French Minister Under Fire in Indonesia, Thailand Sex Tourism Scandal

French Culture Minister Frederic Mitterrand should resign for ethical reasons after admitting he paid for sex with Asian male prostitutes, an Indonesian child-protection commissioner said Friday. Mitterrand has been fighting for his political career amid alarm in France over his 2005 autobiographical novel "The Bad Life", which contains lurid descriptions of paying for "boys" in Indonesian and Thai brothels. In an emotional television appearance on Thursday, he denied the book described acts of paedophilia and said the prostitutes he used in Asia were adults, not "boys" as he called them in the book.
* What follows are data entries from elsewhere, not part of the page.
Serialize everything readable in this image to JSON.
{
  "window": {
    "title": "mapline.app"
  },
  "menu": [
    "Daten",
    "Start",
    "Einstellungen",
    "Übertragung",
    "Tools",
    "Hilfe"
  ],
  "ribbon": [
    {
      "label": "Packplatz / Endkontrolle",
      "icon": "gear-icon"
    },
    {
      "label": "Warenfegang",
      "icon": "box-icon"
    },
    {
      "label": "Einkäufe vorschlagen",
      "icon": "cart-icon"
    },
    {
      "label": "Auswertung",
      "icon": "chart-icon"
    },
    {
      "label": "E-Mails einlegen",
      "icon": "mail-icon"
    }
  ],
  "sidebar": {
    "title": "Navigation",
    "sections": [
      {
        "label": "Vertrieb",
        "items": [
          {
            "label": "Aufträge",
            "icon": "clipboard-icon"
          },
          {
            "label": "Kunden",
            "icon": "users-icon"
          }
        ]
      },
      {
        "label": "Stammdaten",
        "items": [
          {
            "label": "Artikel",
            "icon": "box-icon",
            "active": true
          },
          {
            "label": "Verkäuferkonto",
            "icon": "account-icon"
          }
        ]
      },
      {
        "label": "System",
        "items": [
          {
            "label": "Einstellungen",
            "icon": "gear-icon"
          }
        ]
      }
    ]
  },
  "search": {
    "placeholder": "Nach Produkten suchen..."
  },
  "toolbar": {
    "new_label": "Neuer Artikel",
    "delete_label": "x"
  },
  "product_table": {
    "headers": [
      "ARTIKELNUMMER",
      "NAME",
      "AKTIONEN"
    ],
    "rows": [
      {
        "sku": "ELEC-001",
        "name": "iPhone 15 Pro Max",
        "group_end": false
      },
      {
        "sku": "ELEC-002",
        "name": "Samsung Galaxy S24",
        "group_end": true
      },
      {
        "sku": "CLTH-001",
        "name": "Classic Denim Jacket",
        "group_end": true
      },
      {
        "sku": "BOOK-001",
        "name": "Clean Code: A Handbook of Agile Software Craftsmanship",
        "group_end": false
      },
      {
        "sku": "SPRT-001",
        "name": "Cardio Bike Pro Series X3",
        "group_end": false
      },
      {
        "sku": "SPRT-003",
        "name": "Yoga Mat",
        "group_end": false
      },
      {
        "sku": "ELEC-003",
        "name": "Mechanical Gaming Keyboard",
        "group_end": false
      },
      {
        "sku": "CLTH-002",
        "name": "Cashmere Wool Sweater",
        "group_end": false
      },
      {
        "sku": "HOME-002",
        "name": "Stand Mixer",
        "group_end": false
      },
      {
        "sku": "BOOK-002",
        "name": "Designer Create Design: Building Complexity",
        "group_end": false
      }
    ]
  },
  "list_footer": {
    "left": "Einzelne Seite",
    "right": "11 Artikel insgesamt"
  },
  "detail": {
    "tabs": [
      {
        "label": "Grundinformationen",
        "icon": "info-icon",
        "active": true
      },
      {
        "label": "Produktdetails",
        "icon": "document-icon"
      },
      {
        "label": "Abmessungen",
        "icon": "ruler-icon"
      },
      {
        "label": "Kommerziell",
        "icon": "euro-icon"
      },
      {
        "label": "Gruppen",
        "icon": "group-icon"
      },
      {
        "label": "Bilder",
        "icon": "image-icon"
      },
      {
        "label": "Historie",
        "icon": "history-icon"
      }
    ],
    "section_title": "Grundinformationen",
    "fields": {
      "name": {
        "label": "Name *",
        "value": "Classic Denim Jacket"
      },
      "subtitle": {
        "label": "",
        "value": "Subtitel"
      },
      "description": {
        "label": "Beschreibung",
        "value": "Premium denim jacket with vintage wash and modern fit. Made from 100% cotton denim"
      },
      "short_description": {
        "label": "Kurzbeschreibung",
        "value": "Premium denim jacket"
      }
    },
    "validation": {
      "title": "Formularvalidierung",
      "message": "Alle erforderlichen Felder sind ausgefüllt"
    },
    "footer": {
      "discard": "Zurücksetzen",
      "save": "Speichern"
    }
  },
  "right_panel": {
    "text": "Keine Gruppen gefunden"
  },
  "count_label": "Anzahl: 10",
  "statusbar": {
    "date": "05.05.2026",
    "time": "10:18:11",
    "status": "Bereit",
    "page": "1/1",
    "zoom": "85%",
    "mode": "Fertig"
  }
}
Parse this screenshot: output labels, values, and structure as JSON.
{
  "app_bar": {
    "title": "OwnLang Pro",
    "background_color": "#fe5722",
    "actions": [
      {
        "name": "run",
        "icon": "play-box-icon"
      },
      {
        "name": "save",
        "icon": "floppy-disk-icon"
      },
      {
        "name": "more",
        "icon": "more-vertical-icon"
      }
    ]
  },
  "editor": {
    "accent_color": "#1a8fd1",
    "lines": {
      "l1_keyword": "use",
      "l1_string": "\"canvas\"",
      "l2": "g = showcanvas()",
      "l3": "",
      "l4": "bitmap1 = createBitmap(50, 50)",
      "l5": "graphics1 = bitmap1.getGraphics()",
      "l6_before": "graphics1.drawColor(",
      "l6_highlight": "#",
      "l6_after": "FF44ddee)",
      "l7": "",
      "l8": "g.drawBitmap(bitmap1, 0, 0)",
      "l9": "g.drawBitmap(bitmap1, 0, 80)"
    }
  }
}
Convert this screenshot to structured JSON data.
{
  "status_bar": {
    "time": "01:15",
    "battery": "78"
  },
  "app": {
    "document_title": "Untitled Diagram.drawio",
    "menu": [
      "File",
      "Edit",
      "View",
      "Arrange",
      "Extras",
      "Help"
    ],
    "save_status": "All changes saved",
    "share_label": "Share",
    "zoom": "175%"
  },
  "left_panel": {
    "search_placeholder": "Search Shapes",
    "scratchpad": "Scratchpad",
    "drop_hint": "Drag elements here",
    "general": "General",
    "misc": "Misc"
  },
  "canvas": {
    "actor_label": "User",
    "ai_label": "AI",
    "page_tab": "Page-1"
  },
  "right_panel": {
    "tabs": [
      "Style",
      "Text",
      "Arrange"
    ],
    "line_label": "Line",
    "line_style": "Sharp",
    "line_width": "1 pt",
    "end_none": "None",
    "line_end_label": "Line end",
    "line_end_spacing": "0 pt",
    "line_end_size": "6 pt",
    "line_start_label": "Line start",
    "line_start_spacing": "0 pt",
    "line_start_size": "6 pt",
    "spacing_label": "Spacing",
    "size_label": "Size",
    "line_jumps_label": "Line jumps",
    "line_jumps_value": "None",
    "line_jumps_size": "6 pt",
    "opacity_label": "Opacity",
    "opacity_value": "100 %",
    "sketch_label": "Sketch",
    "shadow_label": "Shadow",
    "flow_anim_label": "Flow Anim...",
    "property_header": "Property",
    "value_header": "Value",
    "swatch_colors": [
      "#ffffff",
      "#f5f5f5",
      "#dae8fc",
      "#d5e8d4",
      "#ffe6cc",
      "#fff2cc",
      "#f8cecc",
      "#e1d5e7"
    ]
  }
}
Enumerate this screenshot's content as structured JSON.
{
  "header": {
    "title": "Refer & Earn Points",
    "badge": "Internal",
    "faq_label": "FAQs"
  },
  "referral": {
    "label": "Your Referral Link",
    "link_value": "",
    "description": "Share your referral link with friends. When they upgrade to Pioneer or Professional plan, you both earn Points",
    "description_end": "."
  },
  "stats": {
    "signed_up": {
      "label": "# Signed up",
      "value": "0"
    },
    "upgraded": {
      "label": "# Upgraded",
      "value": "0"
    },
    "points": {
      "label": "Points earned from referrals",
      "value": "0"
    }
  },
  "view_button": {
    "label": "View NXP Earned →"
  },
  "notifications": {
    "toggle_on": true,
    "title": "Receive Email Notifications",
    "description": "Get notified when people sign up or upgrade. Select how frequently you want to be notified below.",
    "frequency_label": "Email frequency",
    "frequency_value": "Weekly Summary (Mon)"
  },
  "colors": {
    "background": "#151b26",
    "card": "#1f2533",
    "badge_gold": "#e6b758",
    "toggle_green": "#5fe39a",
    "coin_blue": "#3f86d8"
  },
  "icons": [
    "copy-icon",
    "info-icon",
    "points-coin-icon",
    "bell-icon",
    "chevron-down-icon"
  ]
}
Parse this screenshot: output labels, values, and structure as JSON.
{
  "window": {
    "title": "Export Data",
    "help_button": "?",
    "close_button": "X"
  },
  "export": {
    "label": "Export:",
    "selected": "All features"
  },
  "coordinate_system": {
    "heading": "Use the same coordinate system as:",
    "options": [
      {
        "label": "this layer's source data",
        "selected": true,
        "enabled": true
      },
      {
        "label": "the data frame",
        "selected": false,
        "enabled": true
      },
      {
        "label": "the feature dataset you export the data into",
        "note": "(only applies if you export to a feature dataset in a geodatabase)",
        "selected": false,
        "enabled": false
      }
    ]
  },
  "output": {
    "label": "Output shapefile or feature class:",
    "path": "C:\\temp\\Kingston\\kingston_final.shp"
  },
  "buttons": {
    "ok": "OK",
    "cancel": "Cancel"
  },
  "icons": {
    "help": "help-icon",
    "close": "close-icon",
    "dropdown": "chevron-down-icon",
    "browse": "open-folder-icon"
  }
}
He has previously said he used the term "boys" in his writings to describe all males. But Magdalena Sitorus, a member of Indonesia's Commission for Child Protection, doubted his sincerity and said the minister needed specialist care. "Ethically, he should resign," she told AFP, adding: "He should receive rehabilitation treatment." The nephew of late Socialist president Francois Mitterrand found himself at the centre of a political storm after his outspoken defence of filmmaker Roman Polanski, who is being held in Switzerland on a US warrant for an outstanding conviction for sex with a 13-year-old girl. Left and right-wing politicians have demanded he respond to the allegations that his memoir endorses sex tourism. The 62-year-old told TF1 television that he "absolutely" condemned sex tourism and pedophilia but he acknowledged that he had "committed an offence against the idea of dignity, human dignity". The hero of his book expresses feverish excitement and guilt as he pays for sex with "boys" of unstated age. "All the rituals of this market of youths, this slave market, excite me enormously," the book says.